I’ve said before that Bennett is intense…not in a bipolar way, but he definitely puts his whole heart into whatever he’s doing, be it playing a game on the Wii, drawing a picture, or trying to beat up his older brother. Intensity, though, also means a really sensitive heart and more recently, feelings that bubble to the surface quicker than they used to, which is taking me by surprise regularly these days.
Something happened last Friday that made so proud that I had to write it down here. I’m sure other parents can relate; when you have a parenting success, it’s good to record it. Because pretty soon, your kid is going to do something crazy again that will make you want to pull your hair out, and it’s sure nice to be able to come back and read something like I’m about to write.

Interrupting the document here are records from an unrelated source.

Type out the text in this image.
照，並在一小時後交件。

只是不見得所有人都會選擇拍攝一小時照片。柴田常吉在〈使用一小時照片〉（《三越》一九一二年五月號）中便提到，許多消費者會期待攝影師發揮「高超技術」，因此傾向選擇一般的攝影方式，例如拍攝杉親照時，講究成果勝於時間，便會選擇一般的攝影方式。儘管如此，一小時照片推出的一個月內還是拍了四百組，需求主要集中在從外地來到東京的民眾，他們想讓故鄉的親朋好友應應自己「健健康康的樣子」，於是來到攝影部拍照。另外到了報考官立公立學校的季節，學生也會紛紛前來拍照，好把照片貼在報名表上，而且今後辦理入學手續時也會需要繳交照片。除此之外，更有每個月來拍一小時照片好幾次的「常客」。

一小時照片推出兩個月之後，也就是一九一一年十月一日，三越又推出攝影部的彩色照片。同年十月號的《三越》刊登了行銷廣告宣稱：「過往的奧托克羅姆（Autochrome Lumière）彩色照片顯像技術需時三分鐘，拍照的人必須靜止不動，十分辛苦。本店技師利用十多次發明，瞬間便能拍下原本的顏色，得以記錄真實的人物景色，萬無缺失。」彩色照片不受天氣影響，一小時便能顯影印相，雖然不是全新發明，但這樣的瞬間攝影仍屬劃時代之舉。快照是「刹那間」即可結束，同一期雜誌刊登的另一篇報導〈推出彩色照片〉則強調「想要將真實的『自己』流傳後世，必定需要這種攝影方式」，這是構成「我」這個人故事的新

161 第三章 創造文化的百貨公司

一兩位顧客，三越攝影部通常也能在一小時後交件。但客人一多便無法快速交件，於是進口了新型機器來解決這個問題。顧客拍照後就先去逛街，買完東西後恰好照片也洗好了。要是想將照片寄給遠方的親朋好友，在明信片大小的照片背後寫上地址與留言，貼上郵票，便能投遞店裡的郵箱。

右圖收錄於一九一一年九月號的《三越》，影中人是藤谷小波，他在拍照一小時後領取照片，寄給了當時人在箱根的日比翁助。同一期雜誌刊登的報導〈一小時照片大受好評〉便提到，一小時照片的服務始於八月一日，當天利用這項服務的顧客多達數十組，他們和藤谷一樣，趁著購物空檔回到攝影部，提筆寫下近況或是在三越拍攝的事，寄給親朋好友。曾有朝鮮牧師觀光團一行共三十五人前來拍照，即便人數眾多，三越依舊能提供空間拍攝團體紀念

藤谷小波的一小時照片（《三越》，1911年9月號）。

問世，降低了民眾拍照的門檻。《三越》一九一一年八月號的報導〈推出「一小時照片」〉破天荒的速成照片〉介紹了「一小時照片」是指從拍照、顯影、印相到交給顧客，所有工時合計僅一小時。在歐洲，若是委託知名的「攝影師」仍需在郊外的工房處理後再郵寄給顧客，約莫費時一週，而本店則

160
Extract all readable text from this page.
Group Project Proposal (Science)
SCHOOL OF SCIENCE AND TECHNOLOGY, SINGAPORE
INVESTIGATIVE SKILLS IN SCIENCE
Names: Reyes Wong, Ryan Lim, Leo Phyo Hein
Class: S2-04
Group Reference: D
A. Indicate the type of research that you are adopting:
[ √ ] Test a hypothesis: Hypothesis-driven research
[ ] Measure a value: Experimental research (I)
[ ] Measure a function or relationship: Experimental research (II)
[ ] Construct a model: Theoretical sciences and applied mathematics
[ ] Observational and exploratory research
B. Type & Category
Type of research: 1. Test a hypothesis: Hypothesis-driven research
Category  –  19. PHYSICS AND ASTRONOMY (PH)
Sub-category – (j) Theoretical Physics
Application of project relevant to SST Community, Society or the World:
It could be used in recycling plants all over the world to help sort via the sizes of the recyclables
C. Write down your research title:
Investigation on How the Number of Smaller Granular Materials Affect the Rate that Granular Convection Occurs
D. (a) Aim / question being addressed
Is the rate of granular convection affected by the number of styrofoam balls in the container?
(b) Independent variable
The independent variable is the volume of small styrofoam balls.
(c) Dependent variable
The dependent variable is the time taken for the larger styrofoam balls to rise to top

I won’t go into the details, but Bennett had had a rough couple of days at school last week. I think he misunderstood what a teacher expected of him (hello, this is preschool, honey…they expect you not to pee your pants or pick your nose or run out of the classroom…there are very few instructional/traditionally “educational” expectations, which is how I like it), and it lead to some tears, which is so out of character for him in regards to school that I can’t even explain it. So I was just really happy to pick him up from school on Friday and have him back with me. He got in the car with a big grin on his face and said he’d had a good day at school.
We chatted on the way home like we always do, and towards the end of our drive, he told me that only he and his good buddy Ryder still hadn’t had a turn to take Clifford home for the weekend. His class has a stuffed Clifford dog that spends the weekend with each child, and then the student and his parents write up a little story about what Clifford did while visiting your home. It’s a big deal to the 4-year-old set; every Friday when he doesn’t get to bring Clifford home, there’s a bummed out comment about how maybe it’ll be his turn next time. So I said, “Well, it won’t be long then, and you’ll get to bring Clifford home for a visit!” His response?
“I hope Ryder gets to bring him home next. I know he really wants to, and I can be last.”
(That sound you heard was me wrecking the van into a mailbox.)
(Just kidding. I didn’t really wreck. But remind me to tell you about the time I backed into a parked car when pulling out of our driveway. Good times.)
I pulled into the garage, demanded nicely that he get out of his carseat and climb up to the front with me, where I could hug him while I cried (my emotions were bubbling to the surface quickly on Friday, too). I mean, clearly, he’s only four; this selfless attitude is highly unlikely to carry over into all aspects of his life yet. That very afternoon he had to be forced to share his bouncy ball with Jack Henry. But these little glimpses of good character remind me of the Mark Twain quote, “I can live for two months on a good compliment.” Thinking back to today will help get me through what I know lies ahead.